The online survey, done in May, looked at deployments of networking tools including voice over IP phones, videoconferencing and instant messaging to support distributed work forces and teleworkers in 10 countries. Sponsored by Cisco and Verizon, the study was conducted by Frost & Sullivan, a technology analysis firm, and involved 3,662 business and IT managers.
Only 44 per cent of the managers surveyed had deployed tools for better collaboration, but 80 per cent of those who have not deployed them said they planned to deploy them in two to three years.
The range of unified communications and collaboration tools included in the survey was broad, but generally audio- and web- conferencing tools provided the greatest benefits to companies, followed by videoconferencing (sometimes at the desktop instead of in a room sized location), and then instant messaging, wikis and blogs, said Bill Versen, director of global unified communications and collaboration at Verizon, in an interview.
The survey took into account other collaboration tools as well, such as user presence on a device, document sharing, integration of voice, email and instant messaging and desktop telephone management features from mobile phones (sometimes called fixed mobile convergence).
For the study, the typical return on investment concept used in assessing a business investment was replaced with what Frost & Sullivan called a return on collaboration.

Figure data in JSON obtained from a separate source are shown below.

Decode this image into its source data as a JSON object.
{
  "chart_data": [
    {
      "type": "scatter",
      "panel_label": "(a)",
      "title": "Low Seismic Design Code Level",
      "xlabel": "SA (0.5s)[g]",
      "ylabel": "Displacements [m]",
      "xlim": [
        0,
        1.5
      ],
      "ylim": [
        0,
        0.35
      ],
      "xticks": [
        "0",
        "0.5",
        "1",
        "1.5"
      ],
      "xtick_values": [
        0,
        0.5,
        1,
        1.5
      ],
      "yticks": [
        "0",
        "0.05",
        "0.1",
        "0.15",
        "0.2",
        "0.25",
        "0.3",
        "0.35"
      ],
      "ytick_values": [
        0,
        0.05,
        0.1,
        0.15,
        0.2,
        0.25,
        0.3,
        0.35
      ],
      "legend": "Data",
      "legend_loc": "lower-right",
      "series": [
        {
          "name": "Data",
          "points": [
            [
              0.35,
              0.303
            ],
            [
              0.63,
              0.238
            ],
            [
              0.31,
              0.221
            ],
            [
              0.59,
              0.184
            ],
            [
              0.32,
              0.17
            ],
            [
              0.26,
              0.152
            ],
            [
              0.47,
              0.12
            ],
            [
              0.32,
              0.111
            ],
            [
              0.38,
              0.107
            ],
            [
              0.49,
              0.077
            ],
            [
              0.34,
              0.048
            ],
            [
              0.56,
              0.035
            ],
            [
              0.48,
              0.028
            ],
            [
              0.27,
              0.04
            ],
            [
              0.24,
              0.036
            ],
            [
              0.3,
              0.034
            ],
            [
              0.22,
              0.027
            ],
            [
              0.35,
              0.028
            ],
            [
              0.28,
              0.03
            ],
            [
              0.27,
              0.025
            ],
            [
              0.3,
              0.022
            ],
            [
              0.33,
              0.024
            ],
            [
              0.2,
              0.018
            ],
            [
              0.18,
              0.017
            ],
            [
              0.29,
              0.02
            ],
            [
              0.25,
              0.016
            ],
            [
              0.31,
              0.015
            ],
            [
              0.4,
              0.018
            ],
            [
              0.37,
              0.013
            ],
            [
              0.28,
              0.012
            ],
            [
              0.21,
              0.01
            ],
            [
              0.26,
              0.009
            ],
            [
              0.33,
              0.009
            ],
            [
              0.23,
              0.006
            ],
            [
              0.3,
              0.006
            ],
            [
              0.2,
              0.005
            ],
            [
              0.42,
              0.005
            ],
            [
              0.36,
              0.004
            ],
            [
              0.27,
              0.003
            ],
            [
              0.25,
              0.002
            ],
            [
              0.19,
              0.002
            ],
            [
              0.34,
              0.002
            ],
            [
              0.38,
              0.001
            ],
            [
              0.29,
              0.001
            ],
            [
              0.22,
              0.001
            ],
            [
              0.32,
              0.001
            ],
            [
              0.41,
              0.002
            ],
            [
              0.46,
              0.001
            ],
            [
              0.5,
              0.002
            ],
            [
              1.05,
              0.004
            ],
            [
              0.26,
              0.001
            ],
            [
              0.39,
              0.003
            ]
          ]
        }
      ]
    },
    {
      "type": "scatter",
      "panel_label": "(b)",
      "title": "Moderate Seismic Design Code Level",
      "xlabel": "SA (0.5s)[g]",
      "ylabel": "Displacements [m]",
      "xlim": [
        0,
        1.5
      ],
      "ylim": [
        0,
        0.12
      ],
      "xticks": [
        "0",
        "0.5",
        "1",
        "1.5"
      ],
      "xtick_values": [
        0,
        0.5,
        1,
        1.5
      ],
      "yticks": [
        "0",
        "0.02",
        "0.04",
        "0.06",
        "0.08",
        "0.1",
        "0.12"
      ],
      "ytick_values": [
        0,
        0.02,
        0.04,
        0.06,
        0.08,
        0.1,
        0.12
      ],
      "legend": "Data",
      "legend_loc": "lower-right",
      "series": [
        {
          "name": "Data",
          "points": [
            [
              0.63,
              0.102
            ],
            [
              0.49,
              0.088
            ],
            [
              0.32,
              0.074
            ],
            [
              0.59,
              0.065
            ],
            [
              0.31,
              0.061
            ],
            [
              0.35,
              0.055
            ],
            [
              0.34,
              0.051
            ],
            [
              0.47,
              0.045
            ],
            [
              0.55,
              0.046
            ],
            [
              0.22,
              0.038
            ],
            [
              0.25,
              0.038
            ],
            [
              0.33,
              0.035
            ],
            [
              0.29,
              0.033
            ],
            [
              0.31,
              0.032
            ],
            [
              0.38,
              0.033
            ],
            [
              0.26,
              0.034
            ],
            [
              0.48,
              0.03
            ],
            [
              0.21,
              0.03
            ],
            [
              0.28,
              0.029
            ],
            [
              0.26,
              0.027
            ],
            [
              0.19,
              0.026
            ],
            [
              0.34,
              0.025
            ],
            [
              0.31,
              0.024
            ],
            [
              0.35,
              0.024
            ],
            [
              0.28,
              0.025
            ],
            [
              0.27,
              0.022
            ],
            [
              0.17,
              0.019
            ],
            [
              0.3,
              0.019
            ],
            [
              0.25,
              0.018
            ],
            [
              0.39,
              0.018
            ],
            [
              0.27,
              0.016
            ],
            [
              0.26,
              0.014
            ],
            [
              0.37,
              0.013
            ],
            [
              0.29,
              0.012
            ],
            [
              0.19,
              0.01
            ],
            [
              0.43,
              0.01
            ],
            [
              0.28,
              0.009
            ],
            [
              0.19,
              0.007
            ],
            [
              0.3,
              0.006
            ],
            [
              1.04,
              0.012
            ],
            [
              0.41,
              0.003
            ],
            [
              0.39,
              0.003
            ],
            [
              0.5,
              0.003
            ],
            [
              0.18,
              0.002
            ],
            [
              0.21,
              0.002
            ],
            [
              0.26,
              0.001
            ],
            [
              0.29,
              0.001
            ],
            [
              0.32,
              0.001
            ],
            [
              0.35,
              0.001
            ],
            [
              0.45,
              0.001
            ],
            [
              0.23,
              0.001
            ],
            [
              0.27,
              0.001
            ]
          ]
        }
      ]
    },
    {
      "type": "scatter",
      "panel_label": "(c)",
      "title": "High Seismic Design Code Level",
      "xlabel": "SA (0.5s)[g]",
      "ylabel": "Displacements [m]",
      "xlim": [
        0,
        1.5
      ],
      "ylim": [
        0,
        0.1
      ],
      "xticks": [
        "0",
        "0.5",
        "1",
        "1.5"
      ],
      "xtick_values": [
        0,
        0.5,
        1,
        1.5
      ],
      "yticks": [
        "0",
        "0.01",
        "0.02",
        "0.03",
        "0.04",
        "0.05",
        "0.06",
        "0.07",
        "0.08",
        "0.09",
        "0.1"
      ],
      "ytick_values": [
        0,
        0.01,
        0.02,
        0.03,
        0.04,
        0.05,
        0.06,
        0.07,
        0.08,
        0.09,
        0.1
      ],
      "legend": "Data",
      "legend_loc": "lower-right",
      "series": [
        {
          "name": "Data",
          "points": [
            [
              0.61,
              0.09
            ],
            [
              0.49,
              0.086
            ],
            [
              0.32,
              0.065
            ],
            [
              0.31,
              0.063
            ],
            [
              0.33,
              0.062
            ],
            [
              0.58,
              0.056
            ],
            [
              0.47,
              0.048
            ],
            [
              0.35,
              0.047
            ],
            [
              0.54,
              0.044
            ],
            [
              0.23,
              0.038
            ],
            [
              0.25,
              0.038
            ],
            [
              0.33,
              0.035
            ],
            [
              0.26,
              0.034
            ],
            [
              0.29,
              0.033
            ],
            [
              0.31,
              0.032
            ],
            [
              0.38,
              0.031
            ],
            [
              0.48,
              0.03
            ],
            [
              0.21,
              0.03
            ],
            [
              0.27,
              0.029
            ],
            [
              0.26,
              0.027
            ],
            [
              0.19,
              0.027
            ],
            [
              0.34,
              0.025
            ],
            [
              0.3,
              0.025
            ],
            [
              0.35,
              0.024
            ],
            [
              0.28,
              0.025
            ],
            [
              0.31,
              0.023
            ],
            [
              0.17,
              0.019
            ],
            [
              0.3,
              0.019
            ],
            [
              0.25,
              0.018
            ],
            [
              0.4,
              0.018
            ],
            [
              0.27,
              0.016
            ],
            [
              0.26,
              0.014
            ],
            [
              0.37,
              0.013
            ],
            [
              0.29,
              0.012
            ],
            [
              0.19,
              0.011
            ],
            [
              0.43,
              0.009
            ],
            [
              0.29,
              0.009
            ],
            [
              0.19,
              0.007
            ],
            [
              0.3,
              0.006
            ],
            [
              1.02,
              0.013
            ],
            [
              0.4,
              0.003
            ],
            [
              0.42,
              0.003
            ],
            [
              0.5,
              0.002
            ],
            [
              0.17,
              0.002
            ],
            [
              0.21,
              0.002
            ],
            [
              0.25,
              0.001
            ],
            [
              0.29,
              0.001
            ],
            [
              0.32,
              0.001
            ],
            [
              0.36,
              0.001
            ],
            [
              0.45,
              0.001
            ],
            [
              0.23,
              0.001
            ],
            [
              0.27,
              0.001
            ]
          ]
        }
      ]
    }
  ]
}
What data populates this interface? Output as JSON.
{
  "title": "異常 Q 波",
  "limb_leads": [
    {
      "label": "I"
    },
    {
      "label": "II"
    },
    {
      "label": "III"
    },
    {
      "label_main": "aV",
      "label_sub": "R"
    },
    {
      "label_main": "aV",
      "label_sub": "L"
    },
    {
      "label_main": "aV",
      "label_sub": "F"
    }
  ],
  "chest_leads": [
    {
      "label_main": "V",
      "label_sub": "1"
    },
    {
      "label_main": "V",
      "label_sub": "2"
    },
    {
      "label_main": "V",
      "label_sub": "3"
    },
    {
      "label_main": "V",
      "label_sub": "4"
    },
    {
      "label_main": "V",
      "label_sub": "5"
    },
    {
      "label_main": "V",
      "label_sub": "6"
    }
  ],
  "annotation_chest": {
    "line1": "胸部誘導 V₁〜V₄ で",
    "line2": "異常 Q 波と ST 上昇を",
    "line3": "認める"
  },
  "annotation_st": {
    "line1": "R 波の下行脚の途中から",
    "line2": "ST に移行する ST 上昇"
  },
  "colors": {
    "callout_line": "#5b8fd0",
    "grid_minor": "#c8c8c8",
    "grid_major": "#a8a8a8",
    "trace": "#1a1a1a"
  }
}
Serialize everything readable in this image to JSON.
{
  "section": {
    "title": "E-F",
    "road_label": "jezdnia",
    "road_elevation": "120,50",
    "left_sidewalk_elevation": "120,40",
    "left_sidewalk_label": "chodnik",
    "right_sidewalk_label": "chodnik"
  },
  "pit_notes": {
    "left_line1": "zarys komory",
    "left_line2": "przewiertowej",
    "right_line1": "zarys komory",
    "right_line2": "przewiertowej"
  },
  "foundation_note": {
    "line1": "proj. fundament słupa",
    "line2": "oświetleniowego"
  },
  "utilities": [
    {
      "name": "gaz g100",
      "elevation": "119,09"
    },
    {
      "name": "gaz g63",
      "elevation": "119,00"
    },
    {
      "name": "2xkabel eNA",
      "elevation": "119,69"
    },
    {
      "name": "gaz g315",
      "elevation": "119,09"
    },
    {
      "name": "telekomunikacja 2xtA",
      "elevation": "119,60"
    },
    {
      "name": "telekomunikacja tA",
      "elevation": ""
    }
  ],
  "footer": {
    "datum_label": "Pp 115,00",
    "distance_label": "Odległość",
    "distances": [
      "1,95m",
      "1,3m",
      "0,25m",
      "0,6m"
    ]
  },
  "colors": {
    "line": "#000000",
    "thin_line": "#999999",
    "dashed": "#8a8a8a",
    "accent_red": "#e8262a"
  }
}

The ROC was quantified in terms of how much "improvement" an organisation made (as judged by the person filling out the survey) in a functional area, such as marketing or research and development.
While the ROC average was rated 4.2 times the collaboration investment across six business functions in all the companies surveyed, the benefits were highest for sales, research and development and marketing, with human resources the lowest, the study found. Investor relations and public relations fell in the middle.
In R&D, more than 40 per cent of managers said deploying advanced collaboration tools enabled products to be developed faster, with an improved chance of success in the market, higher quality and lower overall cost of development. In sales, more than 40 per cent of those surveyed said the tools improved the quality of communications with customers, improved the success of sales efforts and reduced the cost of sales and the sales cycle time.
The returns were much higher for larger companies as compared to companies with fewer than 1,000 employees.
The survey also found that collaboration technologies were more prevalent in financial services, high technology businesses and professional services.
The survey also found several other insights:
- More than 90 per cent of IT managers said VoIP quality was as good or better than a traditional wired system.
- In China, nearly 90 per cent of organisations surveyed used VoIP in some form as their primary phone service.
- A majority of respondents said collaboration tools were helping them balance work with their personal lives, giving them more of a sense of control.
- Nearly 60 per cent of those surveyed said that despite modern tools, there are still times they don't want to be reached.
- More than 60 per cent reported that collaboration tools reduce the need to travel on business.
- Almost half of respondents said their companies have a formal telecommuting policy in place, although only 22 per cent telecommute every day. India came out as the most telcommuting friendly country (with 59 per cent of organisations saying they had a formal policy), followed by Hong Kong (54 per cent), and the US and China tied for third (47 per cent).
- More than half said the need to reduce their organisation's carbon emissions was important in deciding to adopt collaboration technology.